A gift card could be great too - could allow them to buy something they *now* know they need, but didn't anticipate needing a year ago. There's an argument that gift cards are impersonal, but I think pairing it with a small personal gift helps with that.
posted by bunderful at 2:55 PM on April 2, 2012


Yep, gift card is a great way to go. Include a handwritten note saying, "I love you, I am so sorry I didn't get you a gift earlier, please use this to buy something that makes you happy." It's always gracious to acknowledge a slip and repair it. Most people don't.
posted by elizeh at 7:04 PM on April 2, 2012


We received a couple gifts were more than a year late, from people who didn't have much money or time when we got married, and it was joyful to relive the day with them when the gift was received.

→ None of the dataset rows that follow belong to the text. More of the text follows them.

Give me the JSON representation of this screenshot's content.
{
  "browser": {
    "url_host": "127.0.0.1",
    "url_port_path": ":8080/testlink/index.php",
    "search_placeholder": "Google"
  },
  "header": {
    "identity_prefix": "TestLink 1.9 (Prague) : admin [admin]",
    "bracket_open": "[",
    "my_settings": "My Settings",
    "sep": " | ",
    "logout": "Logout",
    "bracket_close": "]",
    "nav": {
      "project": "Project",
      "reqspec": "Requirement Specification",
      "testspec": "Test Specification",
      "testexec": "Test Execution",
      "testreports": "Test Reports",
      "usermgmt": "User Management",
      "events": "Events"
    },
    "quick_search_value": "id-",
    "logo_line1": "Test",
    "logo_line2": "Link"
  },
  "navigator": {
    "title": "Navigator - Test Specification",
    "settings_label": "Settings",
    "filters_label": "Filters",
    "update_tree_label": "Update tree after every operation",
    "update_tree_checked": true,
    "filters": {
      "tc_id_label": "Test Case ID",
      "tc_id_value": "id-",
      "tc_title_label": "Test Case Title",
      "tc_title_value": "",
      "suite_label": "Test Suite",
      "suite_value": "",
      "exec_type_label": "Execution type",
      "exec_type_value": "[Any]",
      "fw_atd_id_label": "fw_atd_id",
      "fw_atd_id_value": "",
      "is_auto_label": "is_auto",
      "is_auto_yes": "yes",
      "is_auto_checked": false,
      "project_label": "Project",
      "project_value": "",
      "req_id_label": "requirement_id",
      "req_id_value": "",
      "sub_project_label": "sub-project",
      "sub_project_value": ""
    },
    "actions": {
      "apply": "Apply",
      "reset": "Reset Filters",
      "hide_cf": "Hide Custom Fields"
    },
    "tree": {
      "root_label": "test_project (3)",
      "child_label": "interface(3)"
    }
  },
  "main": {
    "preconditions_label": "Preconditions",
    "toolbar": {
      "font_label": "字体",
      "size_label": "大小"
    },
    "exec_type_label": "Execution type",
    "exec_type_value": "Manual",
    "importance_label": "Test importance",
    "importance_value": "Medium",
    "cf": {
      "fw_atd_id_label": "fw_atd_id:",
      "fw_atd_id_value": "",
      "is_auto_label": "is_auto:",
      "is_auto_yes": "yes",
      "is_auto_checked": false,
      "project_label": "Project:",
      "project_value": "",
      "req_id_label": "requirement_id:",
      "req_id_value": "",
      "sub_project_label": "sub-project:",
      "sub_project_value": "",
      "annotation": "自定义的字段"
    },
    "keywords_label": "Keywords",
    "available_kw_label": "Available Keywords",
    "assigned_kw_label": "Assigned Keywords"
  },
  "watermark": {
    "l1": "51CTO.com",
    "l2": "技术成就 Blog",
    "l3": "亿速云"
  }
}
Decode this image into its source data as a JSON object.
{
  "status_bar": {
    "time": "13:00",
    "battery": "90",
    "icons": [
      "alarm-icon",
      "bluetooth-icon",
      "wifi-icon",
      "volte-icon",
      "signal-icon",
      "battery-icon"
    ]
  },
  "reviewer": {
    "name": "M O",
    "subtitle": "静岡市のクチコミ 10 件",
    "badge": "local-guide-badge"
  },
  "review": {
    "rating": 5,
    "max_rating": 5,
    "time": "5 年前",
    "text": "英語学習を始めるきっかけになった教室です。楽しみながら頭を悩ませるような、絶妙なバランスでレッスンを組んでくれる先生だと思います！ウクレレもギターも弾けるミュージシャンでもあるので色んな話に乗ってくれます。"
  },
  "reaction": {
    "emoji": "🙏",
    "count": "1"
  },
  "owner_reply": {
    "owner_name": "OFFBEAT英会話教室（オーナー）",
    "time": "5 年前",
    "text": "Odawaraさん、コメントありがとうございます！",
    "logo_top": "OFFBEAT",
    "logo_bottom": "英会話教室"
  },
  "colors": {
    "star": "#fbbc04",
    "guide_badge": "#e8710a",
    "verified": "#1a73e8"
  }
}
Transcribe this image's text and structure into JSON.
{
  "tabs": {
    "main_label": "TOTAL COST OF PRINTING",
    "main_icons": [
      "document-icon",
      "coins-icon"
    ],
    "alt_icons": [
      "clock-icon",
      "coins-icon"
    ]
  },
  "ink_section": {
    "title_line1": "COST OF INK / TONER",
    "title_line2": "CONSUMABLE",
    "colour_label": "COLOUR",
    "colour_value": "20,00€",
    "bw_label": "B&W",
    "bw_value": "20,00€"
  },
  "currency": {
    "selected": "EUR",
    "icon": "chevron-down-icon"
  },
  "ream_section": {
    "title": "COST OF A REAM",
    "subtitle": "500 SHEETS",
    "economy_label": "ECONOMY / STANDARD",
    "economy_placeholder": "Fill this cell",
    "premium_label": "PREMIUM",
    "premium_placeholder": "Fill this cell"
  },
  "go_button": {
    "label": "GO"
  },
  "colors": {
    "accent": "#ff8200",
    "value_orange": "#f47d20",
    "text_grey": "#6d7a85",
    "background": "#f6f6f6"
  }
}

I don't think you should ask about the registries, either figure it out online or just send something with a nice card. The anniversary seems like a good link to make if you feel you have to, but don't force it.

People don't get married for the gifts, it's nice that you've remembered.
posted by Heart_on_Sleeve at 7:09 PM on April 2, 2012


We also got a couple gifts that were "late". Both of them happened to be gift cards to awesome restaurants, which were perfect at the time they came. It was totally fine. I appreciated that they eventually remembered, and also sort of enjoyed spreading it out.